Hence, the ZipFile parameter to is the correct one to be used in this scenario, which will allow the developer to place the python code inline in the template. If you include your function source inline with this parameter, AWS CloudFormation places it in a file named index and zips it to create a deployment package. This is the reason why it is called the “ZipFile” parameter, and not because it accepts zip files.
Setting capacity units on DynamoDB global secondary index
A global secondary index (GSI) is an index with a partition key and a sort key that can be different from those on the base table. It is considered “global” because queries on the index can span all of the data in the base table, across all partitions.
Every global secondary index has its own provisioned throughput settings for read and write activity. Queries or scans on a global secondary index consume capacity units from the index, not from the base table. The same holds true for global secondary index updates due to table writes.
When you create a global secondary index on a provisioned mode table, you must specify read and write capacity units for the expected workload on that index. The provisioned throughput settings of a global secondary index are separate from those of its base table. A Query operation on a global secondary index consumes read capacity units from the index, not the base table. When you put, update or delete items in a table, the global secondary indexes on that table are also updated; these index updates consume write capacity units from the index, not from the base table.
For example, if you Query a global secondary index and exceed its provisioned read capacity, your request will be throttled. If you perform heavy write activity on the table but a global secondary index on that table has insufficient write capacity, then the write activity on the table will be throttled.
To avoid potential throttling, the provisioned write capacity for a global secondary index should be equal or greater than the write capacity of the base table since new updates will write to both the base table and global secondary index.
Hence, the correct answer in this scenario is to ensure that the global secondary index’s provisioned WCU is equal or greater than the WCU of the base table.

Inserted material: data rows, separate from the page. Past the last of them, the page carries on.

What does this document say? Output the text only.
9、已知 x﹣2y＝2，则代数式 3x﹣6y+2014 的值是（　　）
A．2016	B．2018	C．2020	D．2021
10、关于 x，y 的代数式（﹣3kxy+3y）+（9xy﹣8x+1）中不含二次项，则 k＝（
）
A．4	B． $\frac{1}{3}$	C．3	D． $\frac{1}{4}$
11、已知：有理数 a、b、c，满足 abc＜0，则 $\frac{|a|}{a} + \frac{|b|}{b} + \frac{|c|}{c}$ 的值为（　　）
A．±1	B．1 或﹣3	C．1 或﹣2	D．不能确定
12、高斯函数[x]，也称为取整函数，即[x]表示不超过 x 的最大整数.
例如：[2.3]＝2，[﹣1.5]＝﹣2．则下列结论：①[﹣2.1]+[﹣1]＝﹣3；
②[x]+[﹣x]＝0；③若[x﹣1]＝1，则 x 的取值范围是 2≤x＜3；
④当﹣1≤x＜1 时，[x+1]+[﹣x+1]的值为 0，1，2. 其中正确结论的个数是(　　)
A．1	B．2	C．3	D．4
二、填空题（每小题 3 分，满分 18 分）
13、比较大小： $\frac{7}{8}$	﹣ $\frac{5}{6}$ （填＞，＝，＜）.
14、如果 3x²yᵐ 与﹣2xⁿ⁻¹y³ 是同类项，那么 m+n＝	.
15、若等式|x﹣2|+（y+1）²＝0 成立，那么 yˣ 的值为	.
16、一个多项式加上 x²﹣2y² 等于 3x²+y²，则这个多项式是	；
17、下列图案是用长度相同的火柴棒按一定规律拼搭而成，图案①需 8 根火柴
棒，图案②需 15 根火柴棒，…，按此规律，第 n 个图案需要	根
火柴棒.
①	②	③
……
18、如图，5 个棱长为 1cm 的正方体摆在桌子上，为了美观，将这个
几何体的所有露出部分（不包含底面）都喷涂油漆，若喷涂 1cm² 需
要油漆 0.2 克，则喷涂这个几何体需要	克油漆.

Connecting Lambda function to VPC
You can configure a Lambda function to connect to a virtual private cloud (VPC) in your account. Use Amazon Virtual Private Cloud (Amazon VPC) to create a private network for resources such as databases, cache instances, or internal services. Connect your function to the VPC to access private resources during execution.

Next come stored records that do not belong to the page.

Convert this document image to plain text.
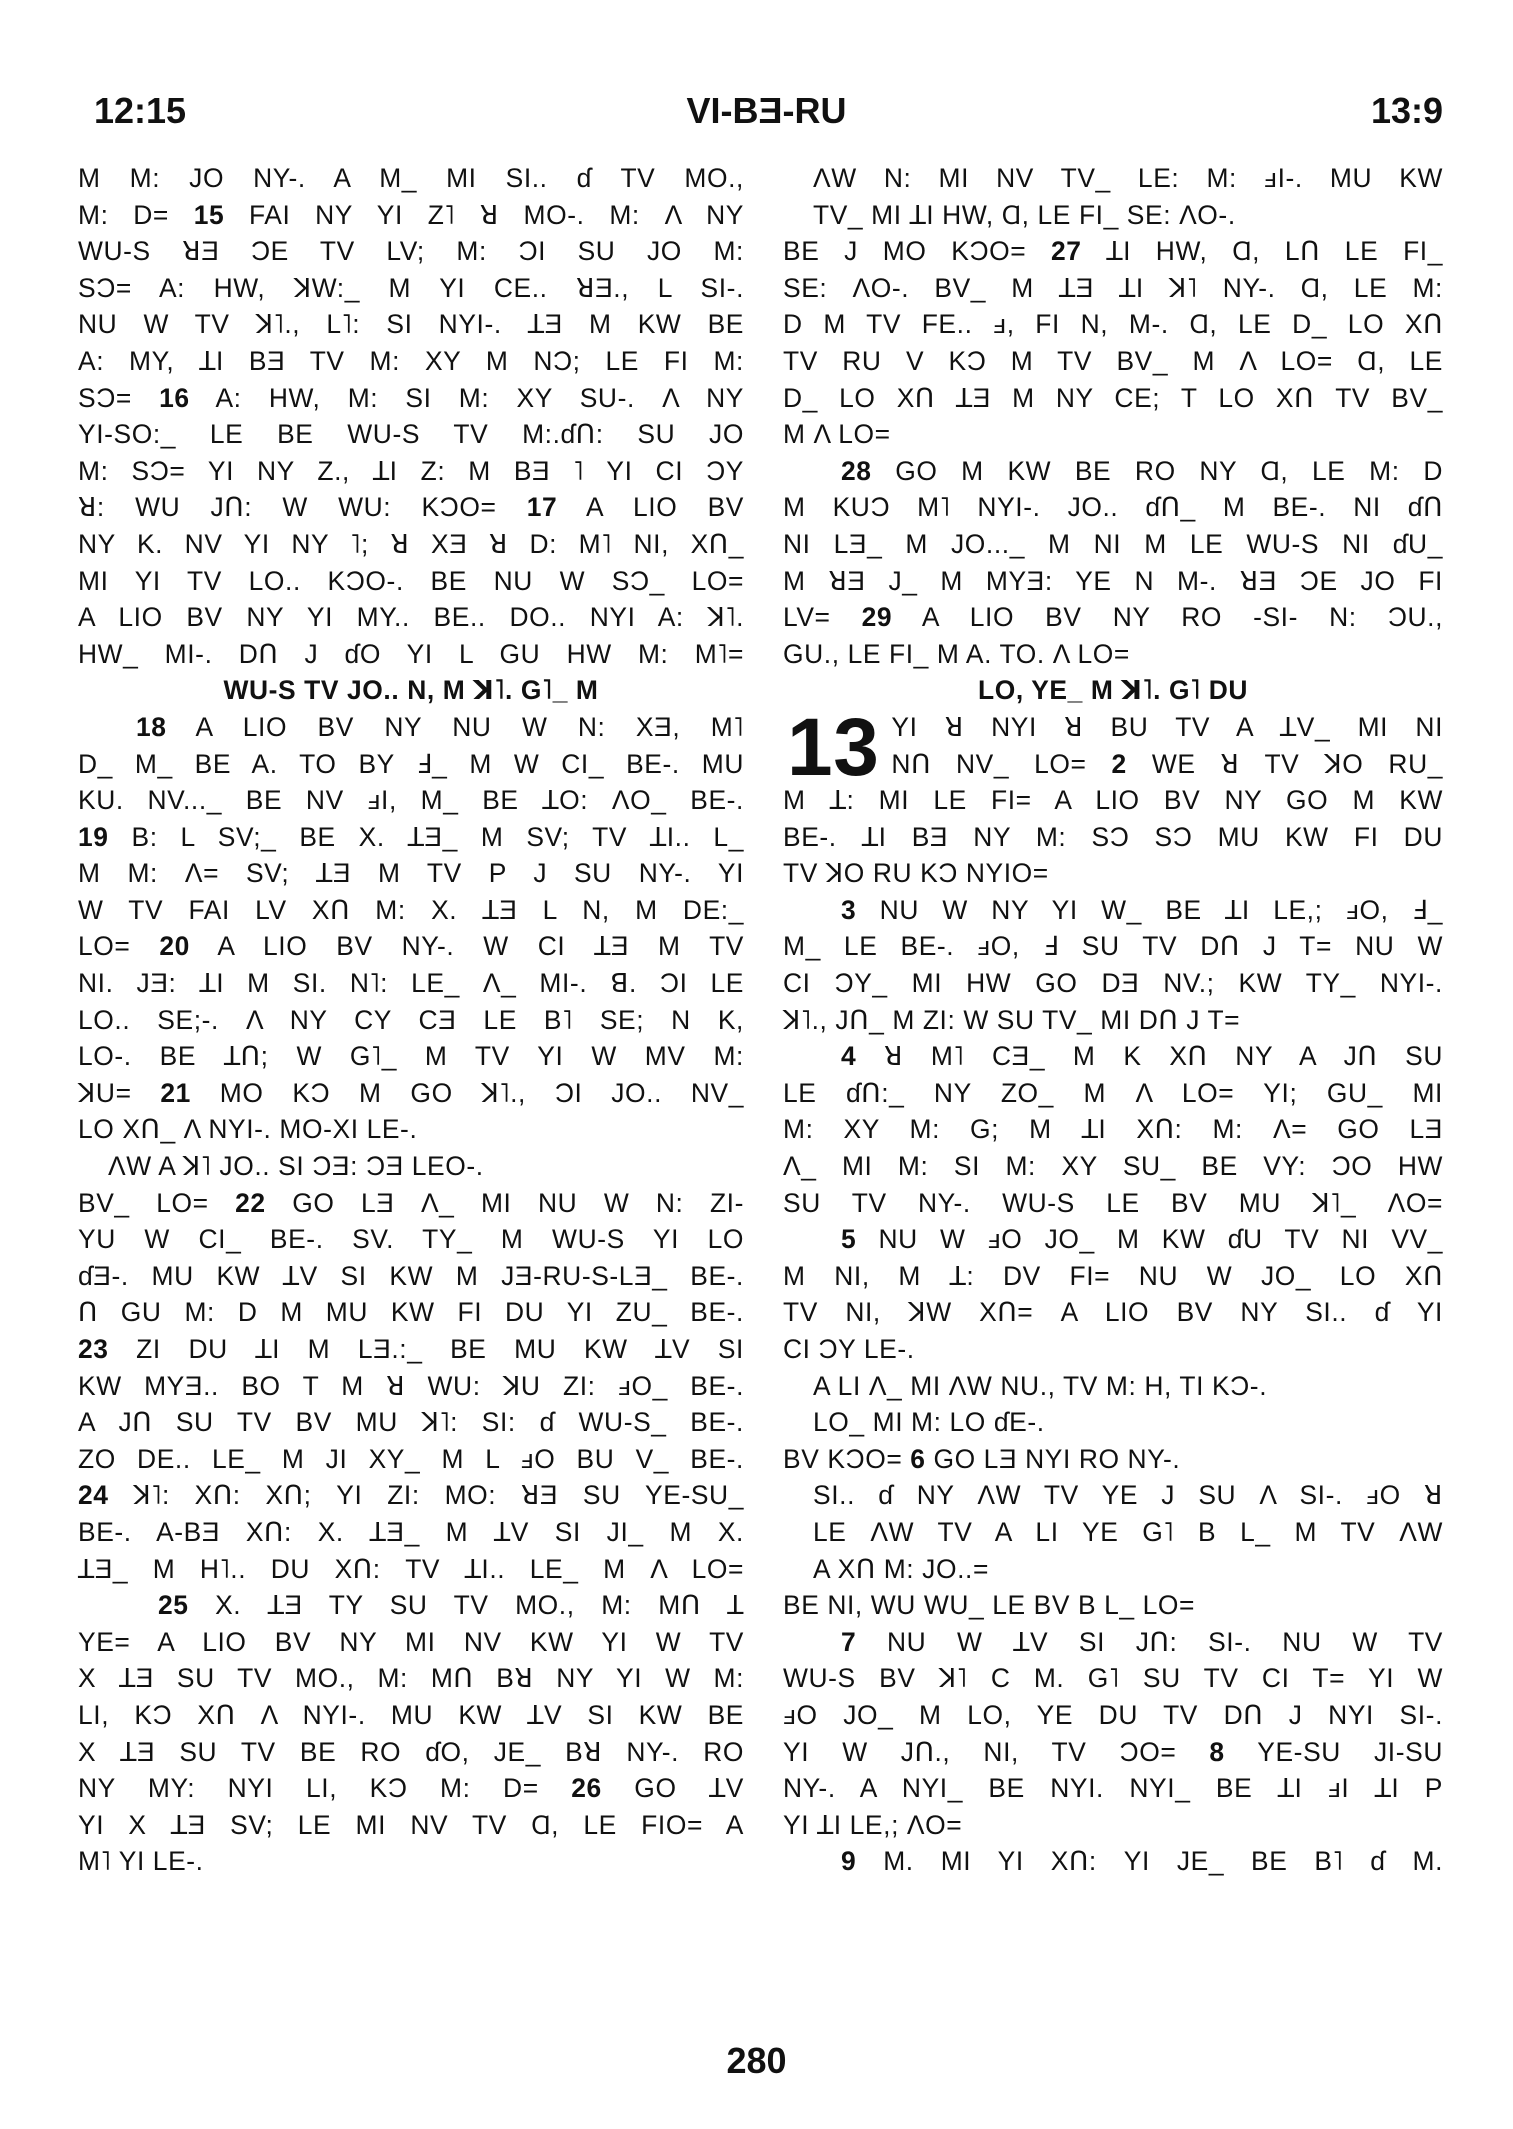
12:15	VI-BƎ-RU	13:9

M M: JO NY-. A M_ MI SI.. ɗ TV MO.,

M: D= 15 FAI NY YI Z˥ ꓤ MO-. M: Λ NY

WU-S ꓤƎ ƆE TV LV; M: ƆI SU JO M:

SƆ= A: HW, ꓘW:_ M YI CE.. ꓤƎ., L SI-.

NU W TV ꓘ˥., L˥: SI NYI-. ꓕƎ M KW BE

A: MY, ꓕI BƎ TV M: XY M NƆ; LE FI M:

SƆ= 16 A: HW, M: SI M: XY SU-. Λ NY

YI-SO:_ LE BE WU-S TV M:.ɗꓵ: SU JO

M: SƆ= YI NY Z., ꓕI Z: M BƎ ˥ YI CI ƆY

ꓤ: WU Jꓵ: W WU: KƆO= 17 A LIO BV

NY K. NV YI NY ˥; ꓤ XƎ ꓤ D: M˥ NI, Xꓵ_

MI YI TV LO.. KƆO-. BE NU W SƆ_ LO=

A LIO BV NY YI MY.. BE.. DO.. NYI A: ꓘ˥.

HW_ MI-. Dꓵ J ɗO YI L GU HW M: M˥=

WU-S TV JO.. N, M ꓘ˥. G˥_ M

18 A LIO BV NY NU W N: XƎ, M˥

D_ M_ BE A. TO BY Ⅎ_ M W CI_ BE-. MU

KU. NV..._ BE NV ⅎI, M_ BE ꓕO: ΛO_ BE-.

19 B: L SV;_ BE X. ꓕƎ_ M SV; TV ꓕI.. L_

M M: Λ= SV; ꓕƎ M TV P J SU NY-. YI

W TV FAI LV Xꓵ M: X. ꓕƎ L N, M DE:_

LO= 20 A LIO BV NY-. W CI ꓕƎ M TV

NI. JƎ: ꓕI M SI. N˥: LE_ Λ_ MI-. ꓭ. ƆI LE

LO.. SE;-. Λ NY CY CƎ LE B˥ SE; N K,

LO-. BE ꓕꓵ; W G˥_ M TV YI W MV M:

ꓘU= 21 MO KƆ M GO ꓘ˥., ƆI JO.. NV_

LO Xꓵ_ Λ NYI-. MO-XI LE-.

ΛW A ꓘ˥ JO.. SI ƆƎ: ƆƎ LEO-.

BV_ LO= 22 GO LƎ Λ_ MI NU W N: ZI-

YU W CI_ BE-. SV. TY_ M WU-S YI LO

ɗƎ-. MU KW ꓕV SI KW M JƎ-RU-S-LƎ_ BE-.

ꓵ GU M: D M MU KW FI DU YI ZU_ BE-.

23 ZI DU ꓕI M LƎ.:_ BE MU KW ꓕV SI

KW MYƎ.. BO T M ꓤ WU: ꓘU ZI: ⅎO_ BE-.

A Jꓵ SU TV BV MU ꓘ˥: SI: ɗ WU-S_ BE-.

ZO DE.. LE_ M JI XY_ M L ⅎO BU V_ BE-.

24 ꓘ˥: Xꓵ: Xꓵ; YI ZI: MO: ꓤƎ SU YE-SU_

BE-. A-BƎ Xꓵ: X. ꓕƎ_ M ꓕV SI JI_ M X.

ꓕƎ_ M H˥.. DU Xꓵ: TV ꓕI.. LE_ M Λ LO=

25 X. ꓕƎ TY SU TV MO., M: Mꓵ ꓕ

YE= A LIO BV NY MI NV KW YI W TV

X ꓕƎ SU TV MO., M: Mꓵ Bꓤ NY YI W M:

LI, KƆ Xꓵ Λ NYI-. MU KW ꓕV SI KW BE

X ꓕƎ SU TV BE RO ɗO, JE_ Bꓤ NY-. RO

NY MY: NYI LI, KƆ M: D= 26 GO ꓕV

YI X ꓕƎ SV; LE MI NV TV Ɑ, LE FIO= A

M˥ YI LE-.

ΛW N: MI NV TV_ LE: M: ⅎI-. MU KW

TV_ MI ꓕI HW, Ɑ, LE FI_ SE: ΛO-.

BE J MO KƆO= 27 ꓕI HW, Ɑ, Lꓵ LE FI_

SE: ΛO-. BV_ M ꓕƎ ꓕI ꓘ˥ NY-. Ɑ, LE M:

D M TV FE.. ⅎ, FI N, M-. Ɑ, LE D_ LO Xꓵ

TV RU V KƆ M TV BV_ M Λ LO= Ɑ, LE

D_ LO Xꓵ ꓕƎ M NY CE; T LO Xꓵ TV BV_

M Λ LO=

28 GO M KW BE RO NY Ɑ, LE M: D

M KUƆ M˥ NYI-. JO.. ɗꓵ_ M BE-. NI ɗꓵ

NI LƎ_ M JO..._ M NI M LE WU-S NI ɗU_

M ꓤƎ J_ M MYƎ: YE N M-. ꓤƎ ƆE JO FI

LV= 29 A LIO BV NY RO -SI- N: ƆU.,

GU., LE FI_ M A. TO. Λ LO=

LO, YE_ M ꓘ˥. G˥ DU

13 YI ꓤ NYI ꓤ BU TV A ꓕV_ MI NI

Nꓵ NV_ LO= 2 WE ꓤ TV ꓘO RU_

M ꓕ: MI LE FI= A LIO BV NY GO M KW

BE-. ꓕI BƎ NY M: SƆ SƆ MU KW FI DU

TV ꓘO RU KƆ NYIO=

3 NU W NY YI W_ BE ꓕI LE,; ⅎO, Ⅎ_

M_ LE BE-. ⅎO, Ⅎ SU TV Dꓵ J T= NU W

CI ƆY_ MI HW GO DƎ NV.; KW TY_ NYI-.

ꓘ˥., Jꓵ_ M ZI: W SU TV_ MI Dꓵ J T=

4 ꓤ M˥ CƎ_ M K Xꓵ NY A Jꓵ SU

LE ɗꓵ:_ NY ZO_ M Λ LO= YI; GU_ MI

M: XY M: G; M ꓕI Xꓵ: M: Λ= GO LƎ

Λ_ MI M: SI M: XY SU_ BE VY: ƆO HW

SU TV NY-. WU-S LE BV MU ꓘ˥_ ΛO=

5 NU W ⅎO JO_ M KW ɗU TV NI VV_

M NI, M ꓕ: DV FI= NU W JO_ LO Xꓵ

TV NI, ꓘW Xꓵ= A LIO BV NY SI.. ɗ YI

CI ƆY LE-.

A LI Λ_ MI ΛW NU., TV M: H, TI KƆ-.

LO_ MI M: LO ɗE-.

BV KƆO= 6 GO LƎ NYI RO NY-.

SI.. ɗ NY ΛW TV YE J SU Λ SI-. ⅎO ꓤ

LE ΛW TV A LI YE G˥ B L_ M TV ΛW

A Xꓵ M: JO..=

BE NI, WU WU_ LE BV B L_ LO=

7 NU W ꓕV SI Jꓵ: SI-. NU W TV

WU-S BV ꓘ˥ C M. G˥ SU TV CI T= YI W

ⅎO JO_ M LO, YE DU TV Dꓵ J NYI SI-.

YI W Jꓵ., NI, TV ƆO= 8 YE-SU JI-SU

NY-. A NYI_ BE NYI. NYI_ BE ꓕI ⅎI ꓕI P

YI ꓕI LE,; ΛO=

9 M. MI YI Xꓵ: YI JE_ BE B˥ ɗ M.

280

AWS Lambda runs your function code securely within a VPC by default. However, to enable your Lambda function to access resources inside your private VPC, you must provide additional VPC-specific configuration information that includes VPC subnet IDs and security group IDs. AWS Lambda uses this information to set up elastic network interfaces (ENIs) that enable your function to connect securely to other resources within your private VPC.
Don’t put your Lambda function in a VPC unless you have to. There is no benefit outside of using this to access resources you cannot expose publicly, like a private Amazon Relational Database instance. Services like Amazon Elasticsearch Service can be secured over IAM with access policies, so exposing the endpoint publicly is safe and wouldn’t require you to run your function in the VPC to secure it.
A Developer has run “aws configure” on an Amazon EC2 Linux instance. Where would the access keys be stored on the filesystem?
~/.aws/credentials
What is an “instance profile” ?
An instance profile is a container for an IAM role that you can use to pass role information to an EC2 instance when the instance starts.
An organization has separate production and development accounts. What’s the most efficient way to enable a Developer with a user account in the development account permissions to deploy AWS services into the production account.
Allow the user to assume a role in the production account that has the nessesary permissions. This is know as cross-account access.